Boulder Hi & Boulder Lo

Behind Pager's house is a lilac garden that Travis created in 1999 in memory of Grandma. Here is Pager standing in the lilac garden in May 2006:

Note Bill's sugarhouse in the background. The thing in the center of the lilac garden is a potash kettle.

The subject of this post is the small building next to the lilac garden. Here are two better photos of the building. The first was taken in June 2000 when the lilac garden was young (and the sun was shining), and the second was taken yesterday (in the rain):


This building has an interesting history. It is currently used for storage. I can remember when we raised chickens in it. During World War II it sat on the hill above the Boyden Farm — Pager says it was intended to be a place where someone could stay to guard the electric power line from saboteurs, but it was never manned. Originally, however, this little building was a tourist cabin at the Big Spring in Smugglers Notch:

The Big Spring is still there, but without any sign or buildings (only a small parking lot). It is opposite the beginning of the Hell Brook Trail. In the 1930s there was a tourist attraction here called Boulder Cabin, and it included tourist cabins. The building behind Pager's house is one of the tourist cabins.

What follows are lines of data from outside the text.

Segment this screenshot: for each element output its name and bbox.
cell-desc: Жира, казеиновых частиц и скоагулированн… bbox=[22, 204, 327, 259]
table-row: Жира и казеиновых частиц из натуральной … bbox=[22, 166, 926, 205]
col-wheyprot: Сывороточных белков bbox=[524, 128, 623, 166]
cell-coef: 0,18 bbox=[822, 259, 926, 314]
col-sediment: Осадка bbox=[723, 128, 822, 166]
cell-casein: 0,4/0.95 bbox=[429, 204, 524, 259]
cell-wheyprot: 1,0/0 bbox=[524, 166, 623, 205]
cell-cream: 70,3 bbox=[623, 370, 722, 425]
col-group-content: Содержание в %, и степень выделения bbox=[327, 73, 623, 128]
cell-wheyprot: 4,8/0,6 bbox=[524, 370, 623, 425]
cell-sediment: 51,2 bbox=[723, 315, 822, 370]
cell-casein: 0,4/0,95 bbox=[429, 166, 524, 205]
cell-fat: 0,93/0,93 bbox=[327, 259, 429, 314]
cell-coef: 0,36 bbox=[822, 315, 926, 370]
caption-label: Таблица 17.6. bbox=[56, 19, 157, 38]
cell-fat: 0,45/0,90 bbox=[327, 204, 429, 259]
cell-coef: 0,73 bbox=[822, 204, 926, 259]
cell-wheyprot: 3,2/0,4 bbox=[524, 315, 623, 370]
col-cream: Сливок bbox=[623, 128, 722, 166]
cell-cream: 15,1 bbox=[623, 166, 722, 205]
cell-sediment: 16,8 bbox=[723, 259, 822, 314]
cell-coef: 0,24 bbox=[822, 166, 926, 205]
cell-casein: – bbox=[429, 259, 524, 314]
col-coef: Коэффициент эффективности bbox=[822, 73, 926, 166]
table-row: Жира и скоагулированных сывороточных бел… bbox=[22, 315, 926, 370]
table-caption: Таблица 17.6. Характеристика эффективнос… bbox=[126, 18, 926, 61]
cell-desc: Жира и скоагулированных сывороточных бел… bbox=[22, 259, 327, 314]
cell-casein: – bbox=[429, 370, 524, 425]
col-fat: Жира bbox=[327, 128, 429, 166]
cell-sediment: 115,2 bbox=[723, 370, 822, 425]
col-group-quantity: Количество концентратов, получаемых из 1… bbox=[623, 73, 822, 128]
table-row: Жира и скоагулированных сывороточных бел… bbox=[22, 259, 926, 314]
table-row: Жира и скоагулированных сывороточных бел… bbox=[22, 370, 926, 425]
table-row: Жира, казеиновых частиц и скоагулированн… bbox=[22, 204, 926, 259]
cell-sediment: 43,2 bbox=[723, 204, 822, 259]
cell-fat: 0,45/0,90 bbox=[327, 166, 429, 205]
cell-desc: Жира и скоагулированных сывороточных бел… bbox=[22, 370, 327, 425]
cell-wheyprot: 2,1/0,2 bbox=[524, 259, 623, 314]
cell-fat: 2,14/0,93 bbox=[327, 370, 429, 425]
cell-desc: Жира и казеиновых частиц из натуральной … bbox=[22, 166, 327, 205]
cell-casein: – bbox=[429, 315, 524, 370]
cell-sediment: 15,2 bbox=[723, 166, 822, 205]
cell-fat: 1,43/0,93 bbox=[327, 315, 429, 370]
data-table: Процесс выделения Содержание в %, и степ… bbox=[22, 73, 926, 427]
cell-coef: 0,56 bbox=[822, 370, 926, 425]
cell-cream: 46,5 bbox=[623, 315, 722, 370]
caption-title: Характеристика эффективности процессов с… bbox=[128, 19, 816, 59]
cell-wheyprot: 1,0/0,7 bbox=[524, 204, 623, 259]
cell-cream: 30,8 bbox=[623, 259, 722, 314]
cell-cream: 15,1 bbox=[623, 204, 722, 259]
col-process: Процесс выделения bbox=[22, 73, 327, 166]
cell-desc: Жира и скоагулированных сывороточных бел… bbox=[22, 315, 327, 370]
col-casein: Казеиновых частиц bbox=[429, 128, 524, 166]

Pager talks about two tourist cabins: Boulder-Hi and Boulder-Lo. But apparently there was also Boulder-Ette and Boulder-Ite as well as a main building named Boulder Cabin. Here is an advertisement that was reprinted by the Cambridge Historical Society in 2006:

The advertisement does not say so, but Pager says the tourist attraction included a stocked trout pond fed by the Big Spring. Overnight guests could catch their dinner and have it cooked for them. (Confirmed in this book, p. 52.)

Boulder Cabin was run by Pearl Shafer and her husband. Before this area of Smugglers Notch was added to the Mount Mansfield State Forest in 1940, it was owned by L.S. Morse, a Cambridge lumberman and mill owner. Pearl was Mr. Morse's daughter. (The area where Smugglers Notch Resort is located was known as Morses Mill. The building now housing the restaurant Stella Notte was a boarding house for the sawmill workers.)

Here is a slightly damaged photo of two of the four tourist cabins at the Big Spring:

On the left is Boulder-Ite, and on the right is Boulder-Lo. Alas, we don't know which one of the four tourist cabins is the one behind Pager's house.

On the back of the building are these 1949 Vermont license plates:

Pager says the cabin came to the farm from the hill near Boydens in 1946.